Die Ergebnisse dieser Gruppe werden den betroffenen Vorbereitungsgremien des Rates, insbesondere denen, die für Kultur und Entwicklungszusammenarbeit zuständig sind, übermittelt.

FORDERT ZUDEM DIE KOMMISSION AUF,

16.

der Kultur als besonderer Dimension der Interventionen im Rahmen der Entwicklungszusammenarbeit mehr Gewicht beizumessen,

17.

gemeinsam mit der Hohen Vertreterin der Union für Außen- und Sicherheitspolitik ein strategisches Konzept für die Einbindung der Kultur in die Außenbeziehungen, das auf den vorgenannten Grundsätzen beruht und unter anderem die künstlerische Freiheit, die Freiheit des künstlerischen Ausdrucks und die Achtung der kulturellen Vielfalt und des Kulturerbes fördert, zu entwickeln und dem Rat zu unterbreiten.


(1)  Wurde mit der Entschließung des Rates vom 16. November 2007 zu einer europäischen Kulturagenda (ABl. C 287 vom 29.11.2007, S. 1) gebilligt.

(2)  Auch des jüngsten Arbeitsplans für Kultur (2015-2018) (ABl. C 463 vom 23.12.2014, S. 4).

(3)  Auch der jüngsten Schlussfolgerungen des Rates vom 26. November 2012 zur kulturpolitischen Steuerung (Cultural Governance) (ABl. C 393 vom 19.12.2012, S. 8).

(4)  Die Agenda 2030 für nachhaltige Entwicklung („Transforming our world“) wurde auf dem VN-Gipfel für nachhaltige Entwicklung (New York, 25. bis 27. September 2015) verabschiedet und enthält eine Reihe einheitlicher globaler Ziele für nachhaltige Entwicklung, die an die Stelle der Millenniums-Entwicklungsziele (MZ) treten werden. https://sustainabledevelopment.un.org/post2015/transformingourworld

(5)  16716/14.

(6)  Menschenrechtsleitlinien der EU in Bezug auf die Freiheit der Meinungsäußerung — online und offline (Dok. 9647/14).

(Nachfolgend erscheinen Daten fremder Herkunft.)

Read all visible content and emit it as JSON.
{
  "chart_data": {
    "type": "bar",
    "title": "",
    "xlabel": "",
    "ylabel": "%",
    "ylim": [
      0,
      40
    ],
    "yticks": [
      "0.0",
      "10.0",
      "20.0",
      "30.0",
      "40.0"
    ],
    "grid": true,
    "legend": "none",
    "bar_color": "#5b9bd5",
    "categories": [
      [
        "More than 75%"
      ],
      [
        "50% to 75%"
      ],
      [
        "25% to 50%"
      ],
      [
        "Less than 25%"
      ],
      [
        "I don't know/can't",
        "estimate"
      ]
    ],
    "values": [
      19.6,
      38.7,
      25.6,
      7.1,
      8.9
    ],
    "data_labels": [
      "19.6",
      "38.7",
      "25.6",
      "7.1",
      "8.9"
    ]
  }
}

(7)  Auch im Einklang mit der Entschließung des Europäischen Parlaments vom 12. Mai 2011 zu der kulturellen Dimension der auswärtigen Politik der EU.

(8)  Die vorbereitende Maßnahme zur Einbindung der Kultur in die Außenbeziehungen der EU — zu der das Europäische Parlament 2012 den Anstoß gab — wurde 2012 und 2013 durchgeführt, um eine fortlaufende Überprüfung und Fortentwicklung der Politik im Hinblick auf eine Verstärkung der Rolle der Kultur in den Außenbeziehungen zu fördern und Anregungen für weitere Arbeiten in diesem Bereich zu geben. Der Abschlussbericht wurde 2014 veröffentlicht: http://cultureinexternalrelations.eu/main-outcomes/

(9)  „A strategy for EU-China cultural relations“, Bericht der Expertengruppe für Kultur und Außenbeziehungen — China (November 2012).

(10)  Insbesondere die Ziele 4 (Teilziel 4.7), 8 (Teilziel 8.9), 11 (Teilziel 11.4) und 12 (Teilziel 12.b).